И, помышляя о смерти, молодой пессимист зарывался в тину и писал там дневник…
Однажды перед вечером Соня и ее тетя сидели на берегу пруда и удили рыбу. Карась плавал около поплавков и не отрывал глаз от любимой девушки. Вдруг в мозгу его, как молния, сверкнула идея.
«Я умру от ее руки! — подумал он и весело заиграл своими плавниками. — О, это будет чудная, сладкая смерть!»
И, полный решимости, только слегка побледнев, он подплыл к крючку Сони и взял его в рот.
— Соня, у тебя клюет! — взвизгнула тетя. — Милая, у тебя клюет!
— Ах! Ах!
Соня вскочила и дернула изо всех сил. Что-то золотистое сверкнуло в воздухе и шлепнулось в воду, оставив после себя круги.
— Сорвалось! — вскрикнули обе дачницы, побледнев. — Сорвалось! Ах! Милая!
Посмотрели на крючок и увидели на ней рыбью губу.
— Ах, милая, — сказала тетя, — не нужно было так сильно дергать. Теперь бедная рыбка осталась без губы…
Сорвавшись с крючка, мой герой был ошеломлен и долго не понимал, что с ним; потом же, придя в себя, он простонал:
— Опять жить! Опять! О, насмешка судьбы!
Заметив же, что у него недостает нижней челюсти, карась побледнел и дико захохотал… Он сошел с ума.
Но я боюсь, как бы не показалось странным, что я хочу занять, внимание серьезного читателя судьбою такого ничтожного и неинтересного существа, как карась. Впрочем, что же тут странного? Описывают же дамы в толстых журналах никому не нужных пескарей и улиток. А я подражаю дамам. Быть может даже, я сам дама и только скрываюсь под мужским псевдонимом.
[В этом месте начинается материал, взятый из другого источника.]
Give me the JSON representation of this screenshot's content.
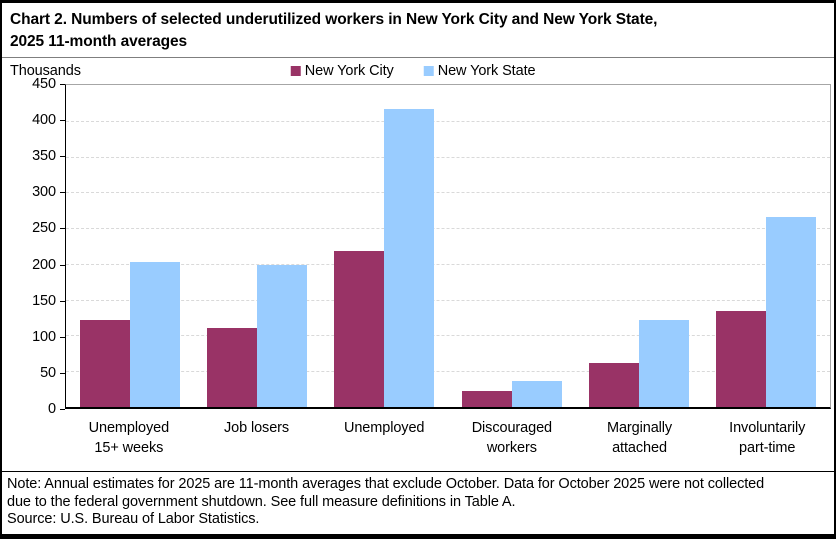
{
  "header": {
    "title_line1": "Chart 2. Numbers of selected underutilized workers in New York City and New York State,",
    "title_line2": "2025 11-month averages",
    "units_label": "Thousands"
  },
  "legend": {
    "items": [
      {
        "label": "New York City",
        "color": "#993366"
      },
      {
        "label": "New York State",
        "color": "#99CCFF"
      }
    ]
  },
  "chart_data": {
    "type": "bar",
    "title": "Chart 2. Numbers of selected underutilized workers in New York City and New York State, 2025 11-month averages",
    "xlabel": "",
    "ylabel": "Thousands",
    "ylim": [
      0,
      450
    ],
    "ytick_step": 50,
    "yticks": [
      450,
      400,
      350,
      300,
      250,
      200,
      150,
      100,
      50,
      0
    ],
    "grid": "horizontal-dashed",
    "legend_position": "top-center",
    "categories": [
      "Unemployed 15+ weeks",
      "Job losers",
      "Unemployed",
      "Discouraged workers",
      "Marginally attached",
      "Involuntarily part-time"
    ],
    "category_label_lines": [
      [
        "Unemployed",
        "15+ weeks"
      ],
      [
        "Job losers"
      ],
      [
        "Unemployed"
      ],
      [
        "Discouraged",
        "workers"
      ],
      [
        "Marginally",
        "attached"
      ],
      [
        "Involuntarily",
        "part-time"
      ]
    ],
    "series": [
      {
        "name": "New York City",
        "color": "#993366",
        "values": [
          121,
          110,
          218,
          23,
          62,
          134
        ]
      },
      {
        "name": "New York State",
        "color": "#99CCFF",
        "values": [
          203,
          199,
          417,
          37,
          122,
          266
        ]
      }
    ]
  },
  "footer": {
    "note_lines": [
      "Note: Annual estimates for 2025 are 11-month averages that exclude October. Data for October 2025 were not collected",
      "due to the federal government shutdown. See full measure definitions in Table A."
    ],
    "source": "Source: U.S. Bureau of Labor Statistics."
  },
  "colors": {
    "bar_nyc": "#993366",
    "bar_nys": "#99CCFF",
    "gridline": "#d9d9d9",
    "plot_border": "#a6a6a6",
    "axis": "#000000"
  }
}
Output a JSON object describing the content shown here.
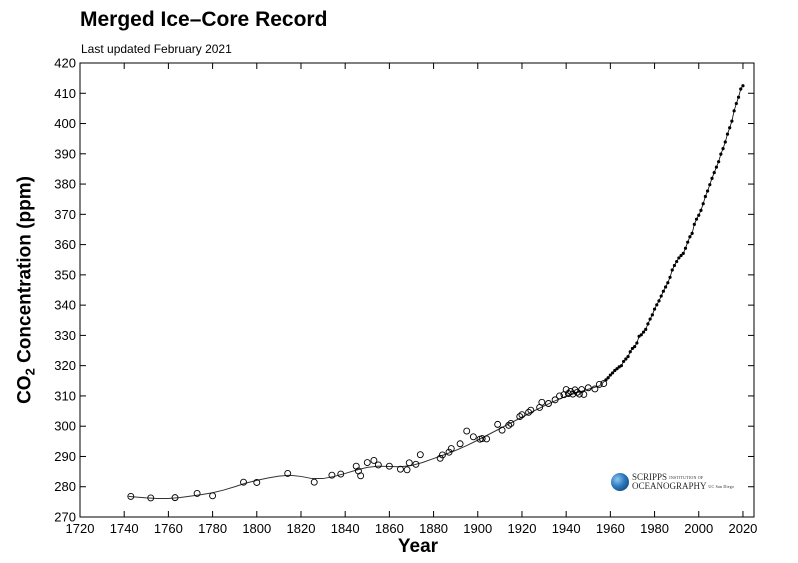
{
  "title": "Merged Ice–Core Record",
  "subtitle": "Last updated February 2021",
  "logo": {
    "line1": "SCRIPPS",
    "line1_small": "INSTITUTION OF",
    "line2": "OCEANOGRAPHY",
    "line2_small": "UC San Diego"
  },
  "chart_data": {
    "type": "scatter",
    "title": "Merged Ice–Core Record",
    "subtitle": "Last updated February 2021",
    "xlabel": "Year",
    "ylabel": {
      "prefix": "CO",
      "sub": "2",
      "suffix": " Concentration (ppm)"
    },
    "xlim": [
      1720,
      2025
    ],
    "ylim": [
      270,
      420
    ],
    "xticks": [
      1720,
      1740,
      1760,
      1780,
      1800,
      1820,
      1840,
      1860,
      1880,
      1900,
      1920,
      1940,
      1960,
      1980,
      2000,
      2020
    ],
    "yticks": [
      270,
      280,
      290,
      300,
      310,
      320,
      330,
      340,
      350,
      360,
      370,
      380,
      390,
      400,
      410,
      420
    ],
    "grid": false,
    "series": [
      {
        "marker": "open-circle",
        "points": [
          [
            1743,
            276.8
          ],
          [
            1752,
            276.3
          ],
          [
            1763,
            276.4
          ],
          [
            1773,
            277.8
          ],
          [
            1780,
            277.0
          ],
          [
            1794,
            281.5
          ],
          [
            1800,
            281.4
          ],
          [
            1814,
            284.4
          ],
          [
            1826,
            281.5
          ],
          [
            1834,
            283.8
          ],
          [
            1838,
            284.2
          ],
          [
            1845,
            286.8
          ],
          [
            1846,
            285.2
          ],
          [
            1847,
            283.6
          ],
          [
            1850,
            288.0
          ],
          [
            1853,
            288.7
          ],
          [
            1855,
            287.2
          ],
          [
            1860,
            286.8
          ],
          [
            1865,
            285.8
          ],
          [
            1868,
            285.6
          ],
          [
            1869,
            287.9
          ],
          [
            1872,
            287.4
          ],
          [
            1874,
            290.6
          ],
          [
            1883,
            289.4
          ],
          [
            1884,
            290.5
          ],
          [
            1887,
            291.4
          ],
          [
            1888,
            292.6
          ],
          [
            1892,
            294.2
          ],
          [
            1895,
            298.4
          ],
          [
            1898,
            296.5
          ],
          [
            1901,
            295.7
          ],
          [
            1902,
            295.9
          ],
          [
            1904,
            295.8
          ],
          [
            1909,
            300.6
          ],
          [
            1911,
            298.7
          ],
          [
            1914,
            300.3
          ],
          [
            1915,
            300.9
          ],
          [
            1919,
            303.2
          ],
          [
            1920,
            303.8
          ],
          [
            1923,
            304.6
          ],
          [
            1924,
            305.3
          ],
          [
            1928,
            306.2
          ],
          [
            1929,
            307.9
          ],
          [
            1932,
            307.5
          ],
          [
            1935,
            308.7
          ],
          [
            1937,
            310.0
          ],
          [
            1939,
            310.4
          ],
          [
            1940,
            312.1
          ],
          [
            1941,
            310.8
          ],
          [
            1942,
            311.5
          ],
          [
            1943,
            310.6
          ],
          [
            1944,
            312.0
          ],
          [
            1945,
            311.2
          ],
          [
            1946,
            310.6
          ],
          [
            1947,
            312.1
          ],
          [
            1948,
            310.5
          ],
          [
            1950,
            312.7
          ],
          [
            1953,
            312.3
          ],
          [
            1955,
            313.8
          ],
          [
            1957,
            314.1
          ]
        ]
      },
      {
        "marker": "dot",
        "points": [
          [
            1958,
            315.3
          ],
          [
            1959,
            316.0
          ],
          [
            1960,
            316.9
          ],
          [
            1961,
            317.6
          ],
          [
            1962,
            318.4
          ],
          [
            1963,
            319.0
          ],
          [
            1964,
            319.6
          ],
          [
            1965,
            320.0
          ],
          [
            1966,
            321.4
          ],
          [
            1967,
            322.2
          ],
          [
            1968,
            323.0
          ],
          [
            1969,
            324.6
          ],
          [
            1970,
            325.7
          ],
          [
            1971,
            326.3
          ],
          [
            1972,
            327.5
          ],
          [
            1973,
            329.7
          ],
          [
            1974,
            330.2
          ],
          [
            1975,
            331.1
          ],
          [
            1976,
            332.0
          ],
          [
            1977,
            333.8
          ],
          [
            1978,
            335.4
          ],
          [
            1979,
            336.8
          ],
          [
            1980,
            338.7
          ],
          [
            1981,
            340.1
          ],
          [
            1982,
            341.4
          ],
          [
            1983,
            343.0
          ],
          [
            1984,
            344.6
          ],
          [
            1985,
            346.0
          ],
          [
            1986,
            347.4
          ],
          [
            1987,
            349.2
          ],
          [
            1988,
            351.6
          ],
          [
            1989,
            353.1
          ],
          [
            1990,
            354.4
          ],
          [
            1991,
            355.6
          ],
          [
            1992,
            356.4
          ],
          [
            1993,
            357.1
          ],
          [
            1994,
            358.8
          ],
          [
            1995,
            360.8
          ],
          [
            1996,
            362.6
          ],
          [
            1997,
            363.7
          ],
          [
            1998,
            366.7
          ],
          [
            1999,
            368.4
          ],
          [
            2000,
            369.7
          ],
          [
            2001,
            371.3
          ],
          [
            2002,
            373.5
          ],
          [
            2003,
            375.9
          ],
          [
            2004,
            377.7
          ],
          [
            2005,
            379.8
          ],
          [
            2006,
            381.9
          ],
          [
            2007,
            383.8
          ],
          [
            2008,
            385.6
          ],
          [
            2009,
            387.4
          ],
          [
            2010,
            389.9
          ],
          [
            2011,
            391.7
          ],
          [
            2012,
            393.9
          ],
          [
            2013,
            396.5
          ],
          [
            2014,
            398.6
          ],
          [
            2015,
            400.8
          ],
          [
            2016,
            404.2
          ],
          [
            2017,
            406.6
          ],
          [
            2018,
            408.7
          ],
          [
            2019,
            411.4
          ],
          [
            2020,
            412.5
          ]
        ]
      },
      {
        "marker": "line",
        "points": [
          [
            1742,
            276.8
          ],
          [
            1745,
            276.6
          ],
          [
            1750,
            276.3
          ],
          [
            1755,
            276.1
          ],
          [
            1760,
            276.1
          ],
          [
            1765,
            276.4
          ],
          [
            1770,
            276.9
          ],
          [
            1775,
            277.4
          ],
          [
            1780,
            278.0
          ],
          [
            1785,
            278.9
          ],
          [
            1790,
            280.0
          ],
          [
            1795,
            281.2
          ],
          [
            1800,
            282.1
          ],
          [
            1805,
            282.9
          ],
          [
            1810,
            283.5
          ],
          [
            1815,
            283.8
          ],
          [
            1820,
            283.4
          ],
          [
            1825,
            282.7
          ],
          [
            1830,
            282.7
          ],
          [
            1835,
            283.4
          ],
          [
            1840,
            284.4
          ],
          [
            1845,
            285.5
          ],
          [
            1850,
            286.4
          ],
          [
            1855,
            286.8
          ],
          [
            1860,
            286.7
          ],
          [
            1865,
            286.6
          ],
          [
            1870,
            287.0
          ],
          [
            1875,
            288.0
          ],
          [
            1880,
            289.3
          ],
          [
            1885,
            290.6
          ],
          [
            1890,
            292.0
          ],
          [
            1895,
            293.6
          ],
          [
            1900,
            295.4
          ],
          [
            1905,
            297.3
          ],
          [
            1910,
            299.2
          ],
          [
            1915,
            301.1
          ],
          [
            1920,
            303.0
          ],
          [
            1925,
            304.9
          ],
          [
            1930,
            306.7
          ],
          [
            1935,
            308.4
          ],
          [
            1940,
            309.9
          ],
          [
            1945,
            311.1
          ],
          [
            1950,
            312.2
          ],
          [
            1955,
            313.3
          ],
          [
            1958,
            315.3
          ]
        ]
      }
    ]
  }
}
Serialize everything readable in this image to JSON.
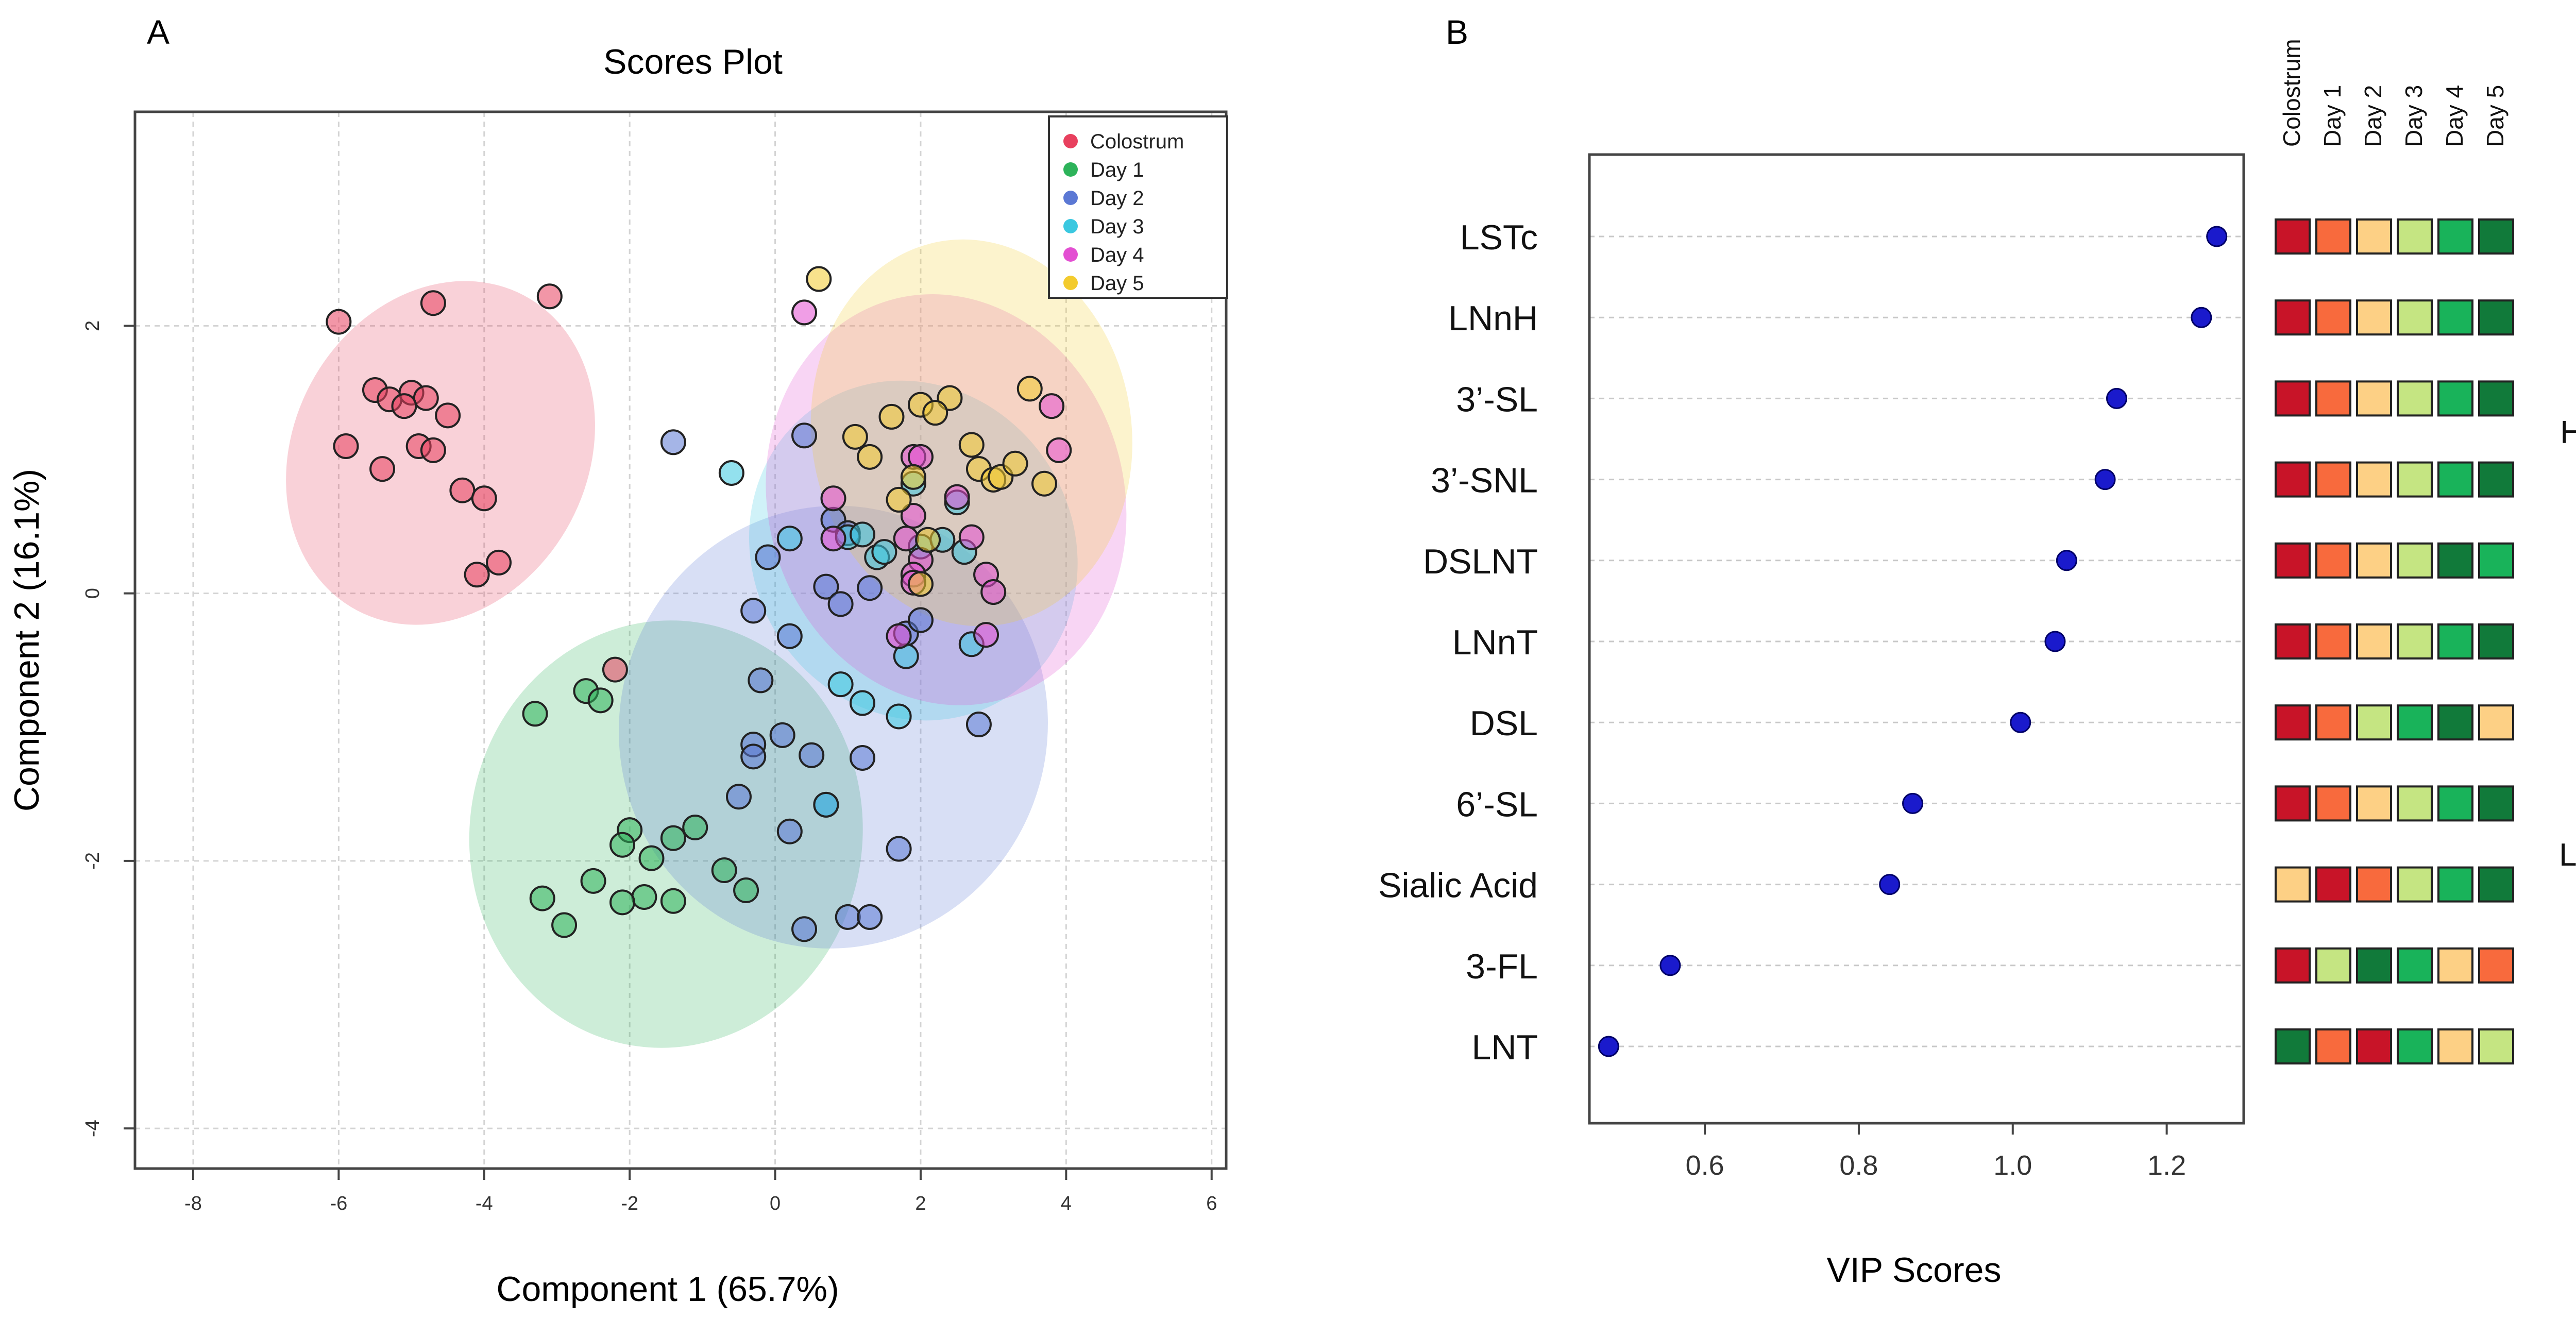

Итак, карась сошел с ума. Несчастный жив еще до сих пор. Караси вообще любят, чтобы их жарили в сметане, мой же герой любит теперь всякую смерть. Соня Мамочкина вышла замуж за содержателя аптекарского магазина, а тетя уехала в Липецк к замужней сестре. В этом нет ничего странного, так как у замужней сестры шестеро детей и все дети любят тетю.
Но далее. На литейном заводе «Кранделя сыновья» служит директором инженер Крысин. У него есть племянник Иван, который, как известно, пишет стихи и с жадностью печатает их во всех журналах и газетах. В один знойный полдень молодой поэт, проходя мимо пруда, вздумал выкупаться. Он разделся и полез в пруд. Безумный карась принял его за Соню Мамочкину, подплыл к нему и нежно поцеловал его в спину. Этот поцелуй имел самые гибельные последствия: карась заразил поэта пессимизмом. Ничего не подозревая, поэт вылез из воды и, дико хохоча, отправился домой. Через несколько дней он поехал в Петербург; побыв там в редакциях, он заразил всех поэтов пессимизмом, и с того времени наши поэты стали писать мрачные, унылые стихи.